Miss Iraq Crowned: Shaima Qassem Abdulraham Crowned First Miss Iraq Since 1972

Shaima Qassem Abdulraham was crowned Miss Iraq over the weekend, marking the first time a woman has been named Miss Iraq since 1972. Not only did Abdulraham beat out the other contestants, she also fought against the opposition and death threats she received leading up to the competition.

The pageant, held in Baghdad, was the the first to take place in over 43 years. While the pageant website explained that the organizers were hoping they would “highlight the bright side of Iraq,” they were faced with intense opposition and death threats that caused the number of competitors to drop from nearly 200 to less than 10, according to CNN. The backlash also forced the pageant organizers to remove the swimsuit portion of the competition. Despite the threats, Shaima, a 20-year-old economics student, was determined to participate in the pageant, saying she didn’t fear anything because she wasn’t doing anything wrong.

“I want to prove that the Iraqi woman has her own existence in society, she has her rights like men,” Abdulrahman told NBC News. “I am afraid of nothing, because I am confident that what I am doing is not wrong.”

Abdulrahman, who is from the northern city of Kirkuk, said that she had hoped “to reflect the culture of Iraq.
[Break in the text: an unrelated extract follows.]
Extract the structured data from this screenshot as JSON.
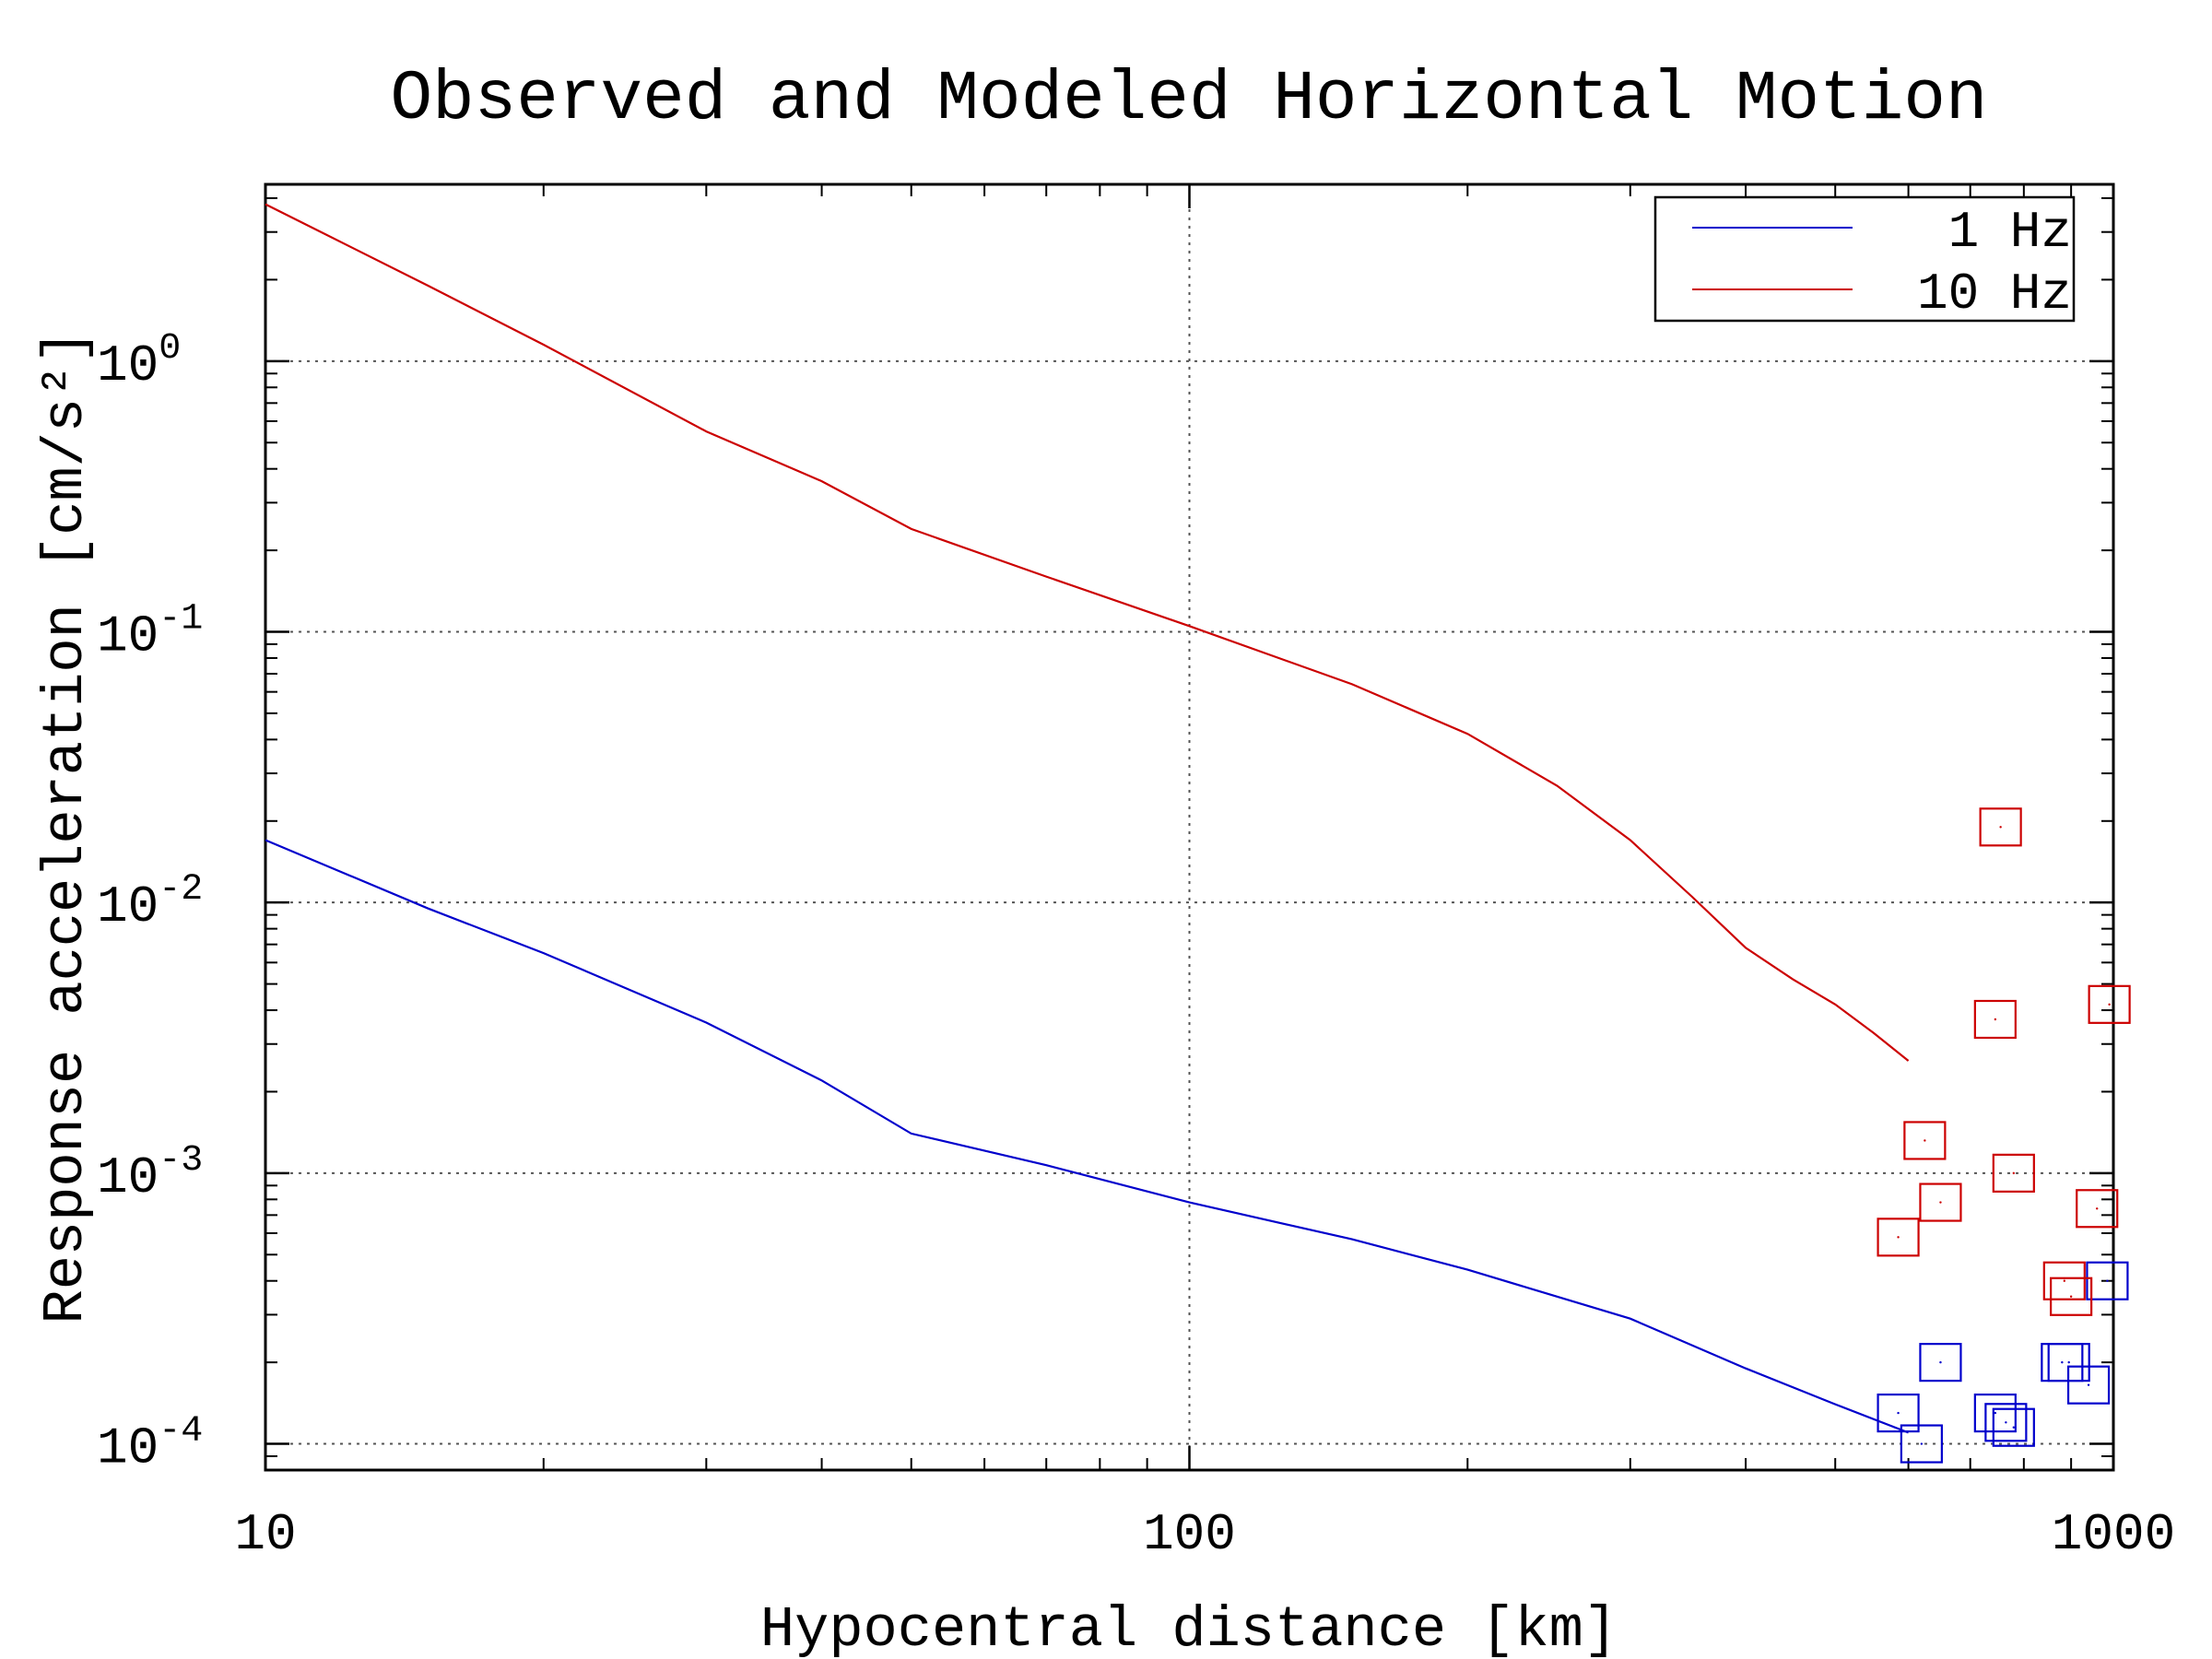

She added that Saturday’s competition was “not about beauty alone,” and was definitely not just a “fashion show.” After being crowned, she said, “I call all Iraqi girls to feel this experience.”

Ironically, Shaima’s parents had initially banned her from participating in the competition. However, after much persuasion, they agreed to let her enter the pageant, something she had always wanted to do.
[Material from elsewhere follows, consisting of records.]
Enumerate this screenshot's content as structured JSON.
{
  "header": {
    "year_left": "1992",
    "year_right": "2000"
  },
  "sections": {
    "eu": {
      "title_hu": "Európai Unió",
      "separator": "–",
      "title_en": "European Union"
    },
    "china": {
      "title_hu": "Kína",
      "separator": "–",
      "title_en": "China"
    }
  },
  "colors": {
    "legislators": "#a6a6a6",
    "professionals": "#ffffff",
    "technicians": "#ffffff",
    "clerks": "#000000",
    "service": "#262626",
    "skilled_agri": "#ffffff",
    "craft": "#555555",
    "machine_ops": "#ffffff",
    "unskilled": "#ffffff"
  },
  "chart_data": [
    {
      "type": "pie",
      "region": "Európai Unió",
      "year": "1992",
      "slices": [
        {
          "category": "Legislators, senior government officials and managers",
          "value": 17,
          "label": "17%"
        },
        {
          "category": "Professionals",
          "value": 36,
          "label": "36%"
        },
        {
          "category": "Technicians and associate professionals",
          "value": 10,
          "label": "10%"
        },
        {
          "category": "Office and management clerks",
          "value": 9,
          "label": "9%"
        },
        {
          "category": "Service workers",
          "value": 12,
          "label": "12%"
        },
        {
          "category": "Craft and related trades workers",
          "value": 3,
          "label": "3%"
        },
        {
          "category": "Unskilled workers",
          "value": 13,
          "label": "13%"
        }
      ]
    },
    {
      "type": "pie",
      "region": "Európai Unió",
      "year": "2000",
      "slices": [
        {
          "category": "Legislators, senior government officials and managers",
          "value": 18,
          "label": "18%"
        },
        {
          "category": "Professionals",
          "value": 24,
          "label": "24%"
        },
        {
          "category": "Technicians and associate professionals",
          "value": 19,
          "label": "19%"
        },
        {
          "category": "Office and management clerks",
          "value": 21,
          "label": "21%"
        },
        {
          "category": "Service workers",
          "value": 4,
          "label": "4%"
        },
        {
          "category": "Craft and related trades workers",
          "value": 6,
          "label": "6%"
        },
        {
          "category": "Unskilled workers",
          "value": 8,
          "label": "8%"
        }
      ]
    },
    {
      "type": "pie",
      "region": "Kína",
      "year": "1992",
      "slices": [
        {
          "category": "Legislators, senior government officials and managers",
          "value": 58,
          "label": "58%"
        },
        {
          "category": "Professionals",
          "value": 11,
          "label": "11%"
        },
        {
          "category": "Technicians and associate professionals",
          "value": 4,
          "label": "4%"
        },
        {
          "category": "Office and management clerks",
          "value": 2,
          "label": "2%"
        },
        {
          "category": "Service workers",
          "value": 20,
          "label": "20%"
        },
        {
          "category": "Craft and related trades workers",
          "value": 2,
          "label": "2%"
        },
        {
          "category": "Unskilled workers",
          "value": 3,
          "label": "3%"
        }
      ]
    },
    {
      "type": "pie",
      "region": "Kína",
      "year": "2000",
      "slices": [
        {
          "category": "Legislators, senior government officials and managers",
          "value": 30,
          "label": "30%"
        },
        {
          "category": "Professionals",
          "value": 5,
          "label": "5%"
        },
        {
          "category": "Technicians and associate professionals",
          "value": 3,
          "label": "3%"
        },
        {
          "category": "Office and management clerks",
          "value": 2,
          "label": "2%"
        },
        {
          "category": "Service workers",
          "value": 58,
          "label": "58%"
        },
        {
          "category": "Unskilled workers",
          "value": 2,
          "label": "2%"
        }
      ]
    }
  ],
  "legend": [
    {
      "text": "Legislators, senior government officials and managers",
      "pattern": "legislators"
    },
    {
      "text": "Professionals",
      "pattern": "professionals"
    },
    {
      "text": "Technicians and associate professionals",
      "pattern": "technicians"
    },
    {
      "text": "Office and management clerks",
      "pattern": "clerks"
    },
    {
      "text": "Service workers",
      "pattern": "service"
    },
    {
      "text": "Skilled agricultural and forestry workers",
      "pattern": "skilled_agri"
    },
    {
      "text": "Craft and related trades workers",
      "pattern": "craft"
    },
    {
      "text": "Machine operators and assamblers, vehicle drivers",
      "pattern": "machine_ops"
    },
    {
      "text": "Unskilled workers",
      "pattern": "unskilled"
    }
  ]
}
“In the past I heard that such contests used to be held in Baghdad — I dreamed of being a part of one of these contests,” she said during an October interview, adding that her country and the Iraqi people were “badly in need of such cultural activities” after the turmoil they have experienced in the recent years. “After all we have been through, we need to do something new that would reform our society,” she said.
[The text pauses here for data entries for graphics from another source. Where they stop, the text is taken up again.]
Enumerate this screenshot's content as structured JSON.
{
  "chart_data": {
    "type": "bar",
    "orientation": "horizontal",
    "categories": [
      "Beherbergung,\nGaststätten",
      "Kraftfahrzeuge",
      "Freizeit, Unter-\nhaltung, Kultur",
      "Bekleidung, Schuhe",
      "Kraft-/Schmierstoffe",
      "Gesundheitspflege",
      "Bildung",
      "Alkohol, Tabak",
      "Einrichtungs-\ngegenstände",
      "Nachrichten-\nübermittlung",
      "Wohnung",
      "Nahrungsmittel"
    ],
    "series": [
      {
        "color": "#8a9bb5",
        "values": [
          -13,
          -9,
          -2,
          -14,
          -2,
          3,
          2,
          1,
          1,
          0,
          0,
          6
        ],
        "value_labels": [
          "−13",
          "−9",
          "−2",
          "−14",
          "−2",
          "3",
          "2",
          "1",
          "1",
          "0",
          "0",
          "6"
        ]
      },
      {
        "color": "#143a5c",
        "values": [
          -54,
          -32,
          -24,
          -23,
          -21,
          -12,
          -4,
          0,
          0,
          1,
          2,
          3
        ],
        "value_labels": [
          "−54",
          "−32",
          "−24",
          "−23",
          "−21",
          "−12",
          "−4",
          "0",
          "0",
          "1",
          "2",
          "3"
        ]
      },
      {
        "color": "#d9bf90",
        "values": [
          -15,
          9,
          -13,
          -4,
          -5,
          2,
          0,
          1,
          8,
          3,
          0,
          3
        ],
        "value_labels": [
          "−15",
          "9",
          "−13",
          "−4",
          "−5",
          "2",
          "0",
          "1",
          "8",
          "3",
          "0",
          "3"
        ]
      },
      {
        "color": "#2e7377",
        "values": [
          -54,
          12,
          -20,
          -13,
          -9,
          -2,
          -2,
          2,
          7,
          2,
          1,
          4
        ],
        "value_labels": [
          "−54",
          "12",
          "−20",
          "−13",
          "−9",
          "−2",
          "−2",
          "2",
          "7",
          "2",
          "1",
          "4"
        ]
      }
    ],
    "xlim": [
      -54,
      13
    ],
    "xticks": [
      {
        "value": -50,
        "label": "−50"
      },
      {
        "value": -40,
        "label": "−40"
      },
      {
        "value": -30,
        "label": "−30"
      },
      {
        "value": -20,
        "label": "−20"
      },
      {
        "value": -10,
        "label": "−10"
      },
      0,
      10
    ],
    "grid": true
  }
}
“Iraq needed this,” Ahmed Leith, the pageant director, said. “The situation is weak here, and we wanted to celebrate this the same way other countries like Lebanon and others do. To have a sense of normalcy.”

Although the pageant went on without any disturbances, Abdulrahman received a threatening telephone call on Tuesday. During the call, Shaima was told to join ISIS, or be kidnapped. According to the Jerusalem Post, she was warned to join the ranks of the Islamic State movement, or face being kidnapped. Shaima was obviously shaken by the phone call, but vowed to not let it stop her from doing what she set out to do and to “continue forward despite any obstacles.”

Currently, one-third of Iraq is controlled by ISIS. Shaima, herself, has seen the devastating loss created by the Islamic State. Two of her cousins were members of Iraq’s federal police, and were killed fighting the militants. Five of Shaima’s eight fellow contestants were forced to relocated after ISIS overran the northern city of Mosul last year.

Abdulrahman is set to compete in the Miss Universe contest, which is scheduled to be held in Thailand in March 2016.